Het Vlaams Partnerschap Duaal Leren, de werkplekregisseur van duaal leren, stelt in zijn relancemaatregelen voor in te zetten op een verkenning van alternatieve, veelal digitale, invullingen van de werkplekcomponent. Ik zal het Vlaams Partnerschap dan ook vragen deze piste verder te verkennen op basis van de goede praktijken die men tracht binnen te halen, met ook aandacht voor op welke wijze deze invullingen ingepast kunnen worden binnen de huidige regelgeving. Deze regelgeving is immers de beste basis om voor de leerling de kwalificatiekansen te blijven waarborgen.
Ik begrijp echter wel dat deze regelgeving is opgesteld vanuit een precovidstandpunt en dus niet steeds een antwoord kan bieden op de uitdagingen waar we nu mee kampen. Net zoals we vorig schooljaar deden, bewaak ik met mijn collega-minister ook de noodzaak tot tijdelijke aanpassingen via een noodregelgeving.

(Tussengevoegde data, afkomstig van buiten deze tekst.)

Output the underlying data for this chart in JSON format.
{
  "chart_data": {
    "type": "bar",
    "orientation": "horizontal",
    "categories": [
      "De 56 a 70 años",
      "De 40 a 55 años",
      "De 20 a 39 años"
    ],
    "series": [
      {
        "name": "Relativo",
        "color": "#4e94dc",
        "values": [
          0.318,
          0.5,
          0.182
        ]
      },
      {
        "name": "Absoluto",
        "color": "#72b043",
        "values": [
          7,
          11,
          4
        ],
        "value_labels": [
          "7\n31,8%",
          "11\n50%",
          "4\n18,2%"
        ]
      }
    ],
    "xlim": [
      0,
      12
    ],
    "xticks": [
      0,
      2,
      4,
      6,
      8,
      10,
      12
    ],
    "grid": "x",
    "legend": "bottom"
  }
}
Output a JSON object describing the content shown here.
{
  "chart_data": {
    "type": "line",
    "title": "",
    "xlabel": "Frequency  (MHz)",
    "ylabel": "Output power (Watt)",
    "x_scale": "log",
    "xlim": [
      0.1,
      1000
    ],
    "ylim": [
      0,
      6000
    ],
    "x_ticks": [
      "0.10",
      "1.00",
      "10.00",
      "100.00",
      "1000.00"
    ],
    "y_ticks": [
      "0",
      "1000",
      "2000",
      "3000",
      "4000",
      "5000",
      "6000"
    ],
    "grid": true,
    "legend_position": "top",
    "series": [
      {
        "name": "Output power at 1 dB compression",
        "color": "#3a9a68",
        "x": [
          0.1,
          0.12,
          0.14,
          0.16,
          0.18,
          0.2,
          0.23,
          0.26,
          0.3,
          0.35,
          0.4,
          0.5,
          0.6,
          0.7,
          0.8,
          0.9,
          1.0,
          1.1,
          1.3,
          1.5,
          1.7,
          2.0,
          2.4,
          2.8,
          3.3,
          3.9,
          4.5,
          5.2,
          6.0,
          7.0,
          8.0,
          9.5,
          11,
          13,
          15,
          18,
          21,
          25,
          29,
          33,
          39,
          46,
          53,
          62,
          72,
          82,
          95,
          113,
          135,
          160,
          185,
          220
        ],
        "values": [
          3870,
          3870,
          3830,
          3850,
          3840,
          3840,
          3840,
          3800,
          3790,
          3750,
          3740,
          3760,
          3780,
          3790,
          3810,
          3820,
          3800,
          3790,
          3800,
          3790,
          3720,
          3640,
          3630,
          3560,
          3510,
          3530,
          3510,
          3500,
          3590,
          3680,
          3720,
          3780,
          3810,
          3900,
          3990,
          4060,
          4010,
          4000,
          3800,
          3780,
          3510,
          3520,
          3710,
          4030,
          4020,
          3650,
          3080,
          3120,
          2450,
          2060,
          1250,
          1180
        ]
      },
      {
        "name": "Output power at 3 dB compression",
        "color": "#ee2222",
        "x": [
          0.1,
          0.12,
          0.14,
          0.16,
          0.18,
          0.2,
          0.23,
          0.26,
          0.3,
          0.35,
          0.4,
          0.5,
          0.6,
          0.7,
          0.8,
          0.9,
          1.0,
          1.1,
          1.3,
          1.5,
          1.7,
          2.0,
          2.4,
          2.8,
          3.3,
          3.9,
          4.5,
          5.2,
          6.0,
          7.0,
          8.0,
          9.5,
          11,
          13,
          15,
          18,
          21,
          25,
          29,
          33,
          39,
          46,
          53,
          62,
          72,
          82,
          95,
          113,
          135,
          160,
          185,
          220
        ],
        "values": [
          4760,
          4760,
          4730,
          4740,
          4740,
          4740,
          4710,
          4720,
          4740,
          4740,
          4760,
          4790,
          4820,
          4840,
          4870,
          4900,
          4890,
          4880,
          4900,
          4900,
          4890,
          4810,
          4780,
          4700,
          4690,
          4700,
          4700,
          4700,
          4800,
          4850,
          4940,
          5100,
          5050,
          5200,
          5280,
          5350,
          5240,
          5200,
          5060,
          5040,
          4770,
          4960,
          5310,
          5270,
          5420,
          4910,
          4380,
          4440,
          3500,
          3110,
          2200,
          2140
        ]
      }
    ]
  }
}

Elk sectoraal partnerschap stelt jaarlijks een actieplan op om werk te maken van voldoende kwaliteitsvolle werkplekken in de sector. Het in kaart brengen van mogelijke werkplektekorten naar aanleiding van de coronacrisis is een belangrijk agendapunt op alle sectorale partnerschappen. De betrokken stakeholders zoeken er samen naar oplossingen en werken acties uit om de ondernemingen gericht te contacteren en te mobiliseren. Ook scholen kunnen werkplektekorten signaleren aan de partnerschappen en krijgen hiervoor ondersteuning. Zo werd bijvoorbeeld voor de zorgberoepen een centraal aanmeldsysteem ontwikkeld waarmee leerlingen en werkgevers elkaar kunnen vinden. De chemische sector organiseert een matchingevent voor de deelnemende leerlingen en bedrijven.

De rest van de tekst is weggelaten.